Cosmological constraints on the neutrino mass including systematic uncertainties
F. Couchot, S. Henrot-Versillé, O. Perdereau, S. Plaszczynski, B. Rouillé d'Orfeuil, M. Spinelli, M. Tristram
TL;DR
The paper tackles how systematic uncertainties propagate into cosmological constraints on the neutrino mass sum $Σm_ν$ within an extended ΛCDM framework, adopting a 3ν degenerate-mass model guided by oscillation data. It performs a rigorous, data-driven comparison of Planck high-ℓ likelihoods with differing foreground treatments, examines low-ℓ handling and CMB lensing, and combines CMB with BAO and SN data to quantify degeneracies and derive a robust upper bound. Using profile likelihoods and incorporating Planck lensing and updated τ_reio constraints, the authors obtain a final bound of $Σm_ν < 0.17$ eV at 95% CL, with an estimated foreground-systematics contribution of about 0.01 eV, and show no preference for NH vs IH given current data.
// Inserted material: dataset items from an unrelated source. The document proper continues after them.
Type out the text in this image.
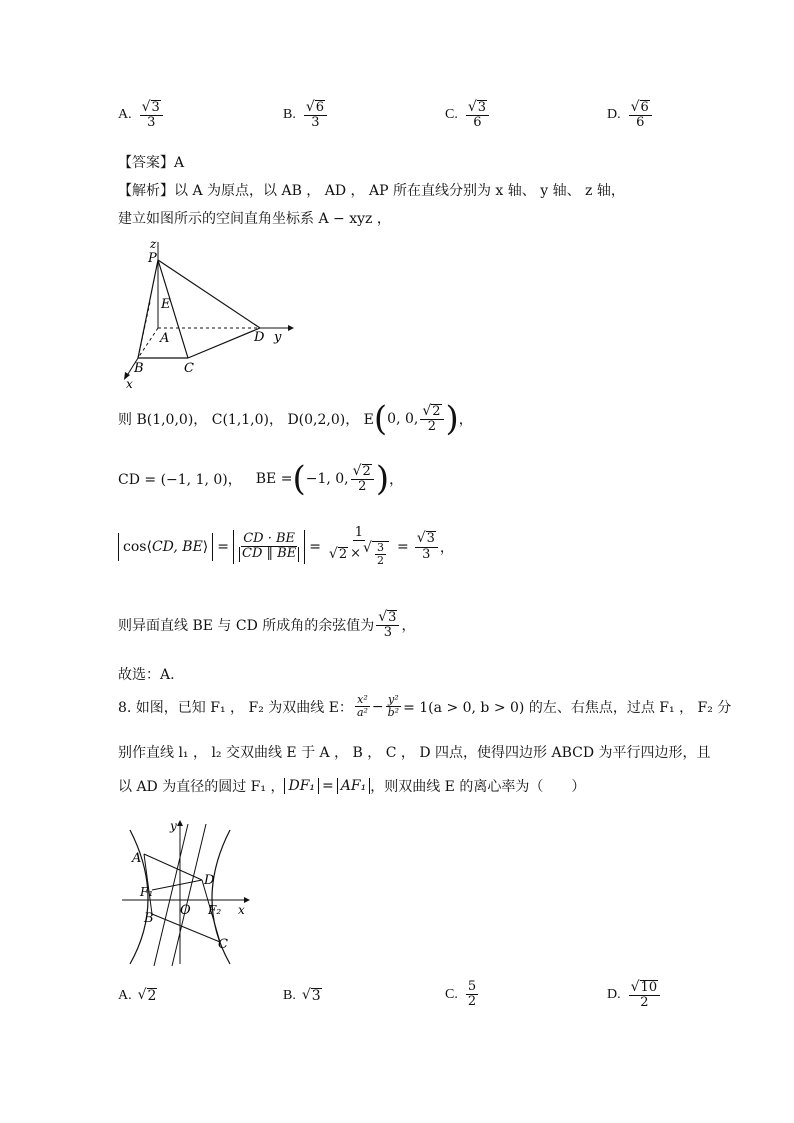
A. $\frac{√ 3}{3}$	B. $\frac{√ 6}{3}$	C. $\frac{√ 3}{6}$	D. $\frac{√ 6}{6}$
【答案】A
【解析】以 A 为原点，以 AB ， AD ， AP 所在直线分别为 x 轴、 y 轴、 z 轴，
建立如图所示的空间直角坐标系 A − xyz ，
z
P
E
A	D y
B	C
x
则 B(1,0,0)， C(1,1,0)， D(0,2,0)， E ( 0, 0, $\frac{√ 2}{2}$ ) ，
CD = (−1, 1, 0)， BE = ( −1, 0, $\frac{√ 2}{2}$ ) ，
cos⟨CD, BE⟩ = $\frac{CD \cdot BE}{CD ‖ BE} = \frac{1}{√ 2 \times √ \frac{3}{2}} = \frac{√ 3}{3}$ ，
则异面直线 BE 与 CD 所成角的余弦值为 $\frac{√ 3}{3}$ ，
故选：A.
8. 如图，已知 F₁ ， F₂ 为双曲线 E： $\frac{\text{x²}}{\text{a²}} - \frac{\text{y²}}{\text{b²}} = 1(a > 0$, b > 0) 的左、右焦点，过点 F₁ ， F₂ 分
别作直线 l₁ ， l₂ 交双曲线 E 于 A ， B ， C ， D 四点，使得四边形 ABCD 为平行四边形，且
以 AD 为直径的圆过 F₁ ， DF₁ = AF₁ ，则双曲线 E 的离心率为（　　）
y
A
D
F₁
O F₂ x
B
C
A. √ 2	B. √ 3	C. $\frac{5}{2}$	D. $\frac{√ 10}{2}$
The work highlights the critical role of foreground modelling and lensing data in deriving robust neutrino-mass limits and underscores the need for careful propagation of systematics in precision cosmology, with implications for future Stage-4 CMB and galaxy surveys.
Abstract
When combining cosmological and oscillations results to constrain the neutrino sector, the question of the propagation of systematic uncertainties is often raised. We address this issue in the context of the derivation of an upper bound on the sum of the neutrino masses ($Σm_ν$) with recent cosmological data. This work is performed within the ${\mathrm{Λ{CDM}}}$ model extended to $Σm_ν$, for which we advocate the use of three mass-degenerate neutrinos. We focus on the study of systematic uncertainties linked to the foregrounds modelling in CMB data analysis, and on the impact of the present knowledge of the reionisation optical depth. This is done through the use of different likelihoods built from Planck data. Limits on $Σm_ν$ are derived with various combinations of data, including the latest Baryon Acoustic Oscillations (BAO) and Type Ia Supernovae (SN) results. We also discuss the impact of the preference for current CMB data for amplitudes of the gravitational lensing distortions higher than expected within the ${\mathrm{Λ{CDM}}}$ model, and add the Planck CMB lensing. We then derive a robust upper limit: $Σm_ν< 0.17\hbox{ eV at }95\% \hbox{CL}$, including 0.01 eV of foreground systematics. We also discuss the neutrino mass repartition and show that today's data do not allow one to disentangle normal from inverted hierarchy. The impact on the other cosmological parameters is also reported, for different assumptions on the neutrino mass repartition, and different high and low multipole CMB likelihoods.